The next wonderful thing? My prescription insurance didn’t work for the 2 scripts I had called in. So I had to do without my allergy meds until I could call my insurance company.

… aaand when I went to my latenight reading, I discovered had forgotten to download the next book in the trilogy I was reading to my Kindle. *headdesk* I didn’t WANT to start a new book. N.K. Jemisin’s writing is too good for that.

I never thought I’d miss the days of broadcast TV.

Wednesday – The Verizon tech came around 10:30 am and confirmed that there was nothing she could do, since our outage was due to the construction on our street. She told Jon they’d get another department out to fix it, and to call her back if it wasn’t on before 6 pm.

OMG, 6 pm. We were both so incensed. (Not at the tech, though. She was great.)

But the phone data? Still messed up. I couldn’t connect to another conference call I was supposed to attend, and the app wouldn’t work. Plus my insurance was STILL messed up, since the CS rep told me to give them 48 hours to get the right information in, so I was itchy as hell and my breathing wasn’t the best.

I spent the day alternating between looking for my damn ring and burying myself in a video game. *rolls eyes at self*

The internet went back on at 9 pm.

It’s now Thursday. I have to go get allergy shots soon. I have taken two Claritin and am keeping all fingers and paws crossed that the wrongness of the week has dissipated, and that I will NOT have any worse effects than I normally do.

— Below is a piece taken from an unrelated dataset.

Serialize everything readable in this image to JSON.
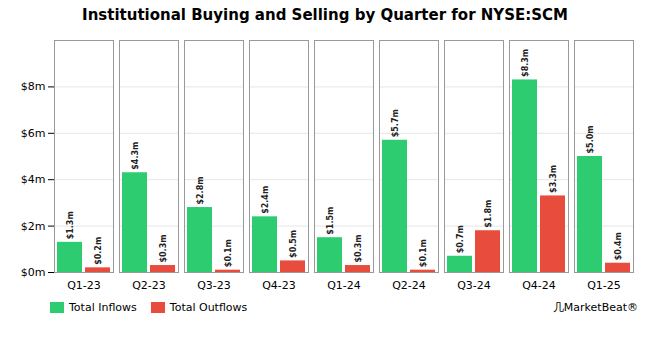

But dammit, I still want my ring.

Welcome to Philadelphia

Square photo of sunset clouds in colors of fuchsia, dark salmon, and bright gold over the crenellations of the Philadelphia

Crappy iPhone photo of a fuchsia, dark salmon, and gold sunset over the Philadelphia Art Museum

Been a bit of time since I’ve updated here, sheesh. It feels like I’ve been running on empty for months now, with Jon being here since end of March and needing to do multiple cross-country drives and a flight in order to get everything settled in.

Yeah, I did 4650 miles in a car, 1550 of that with two animals, plus a round trip flight. And holy shit I did that all in 30 days.

Aaaand since arriving in Philly at the beginning of May, I have been to Baltimore twice for family, NYC twice for friends and once for work, and Stamford once for work.

…*crash*
Can I stop now?

Oh wait, no I can’t – work & friends on Wednesday, DC protest Saturday…

I don’t think I’m going to move at the beginning of summer ever again. *klonk*

Abandoned train tracks with crumbling train ties on the lower right hand side, underneath blooming buckeye and crepe myrtle trees, and a lightly-graffiti'd stone wall on the left hand side, with sumac and oak trees flourishing above it.

Abandoned train tracks with crumbling train ties on the lower right hand side, underneath blooming buckeye and crepe myrtle trees, and a lightly-graffiti’d stone wall on the left hand side, with sumac and oak trees flourishing above it.

But in the meantime, I’m finding some little hidden gems around. It’s not as wildlife-friendly as Buffalo Bayou was, so I’ll really miss the egrets and other water birds… but it has definitely got its charms.